09.22.05 at 01:57 PM |

As someone from the country that specialised in absentee landlords (that’s Ireland), I’d have to respectfully disagree with the notion that the aristocracy were hard workers. Just read Jane Austen’s near-contemporary Maria Edgeworth’s wonderful Castle Rackrent for more on that subject. Yes, there were plenty of aristocratic landowners who looked after their tenants. But all of them had estate agents who dealt with the boring bits, and plenty of them paid no attention to their tenants at all, hence the development of the Land League here in Ireland (where, unlike Britain, the vast majority of the rural population were tenant farmers) at the end of the 19th century. And being an MP or a member of the House of Lords (who, by the way, vetoed lots and lots of vaguely progressive bills until their veto was removed shortly before the first world war) was in no way comparable to being a modern MP or Congressman today. Not least because they weren’t actually required to turn up very often.

If you were idle, you ended up poor.

Well, if you were a bad investor or a gambling addict or had a very bad land agent you ended up poor, but unless you were a younger son you could get away with being pretty damn idle.

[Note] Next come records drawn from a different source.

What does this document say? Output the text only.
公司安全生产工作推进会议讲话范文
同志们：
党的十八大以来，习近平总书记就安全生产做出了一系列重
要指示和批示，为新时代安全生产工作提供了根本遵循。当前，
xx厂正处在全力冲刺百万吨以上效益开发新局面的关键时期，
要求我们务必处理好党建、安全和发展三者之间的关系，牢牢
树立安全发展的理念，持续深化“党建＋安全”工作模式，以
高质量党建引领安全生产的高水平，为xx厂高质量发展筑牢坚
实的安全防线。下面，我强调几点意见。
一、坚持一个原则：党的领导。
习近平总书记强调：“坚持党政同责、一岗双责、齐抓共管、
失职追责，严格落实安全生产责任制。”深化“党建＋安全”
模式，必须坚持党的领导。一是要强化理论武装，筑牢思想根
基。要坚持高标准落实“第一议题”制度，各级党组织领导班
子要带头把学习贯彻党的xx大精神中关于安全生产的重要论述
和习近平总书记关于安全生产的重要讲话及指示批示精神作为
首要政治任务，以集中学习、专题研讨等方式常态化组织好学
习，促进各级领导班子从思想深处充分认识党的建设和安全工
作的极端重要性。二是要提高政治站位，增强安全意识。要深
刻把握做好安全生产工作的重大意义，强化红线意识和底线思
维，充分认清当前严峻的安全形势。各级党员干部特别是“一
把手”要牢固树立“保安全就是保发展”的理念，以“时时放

Some of my favourite writers ever, from Nancy Mitford (who of course was the daughter of a Lord) to Georgette Heyer, wrote books about aristocratic characters. But I can honestly say that the title bit has no effect on whether I like characters or not, and I certainly wouldn’t have a preference for aristocratic characters over middle or working class ones. Maybe it’s because I’m lived for my entire life in a country in which there are people who have titles, and I went to university with plenty of people who had titles, but they certainly don’t have any glamorous charms for me just because their greatx10 grandfather did a favour for Charles II. I don’t have a big problem with them or anything of the kind (although I’m not fond of the blinkered sense of entitlement so many of them exude). I just don’t care.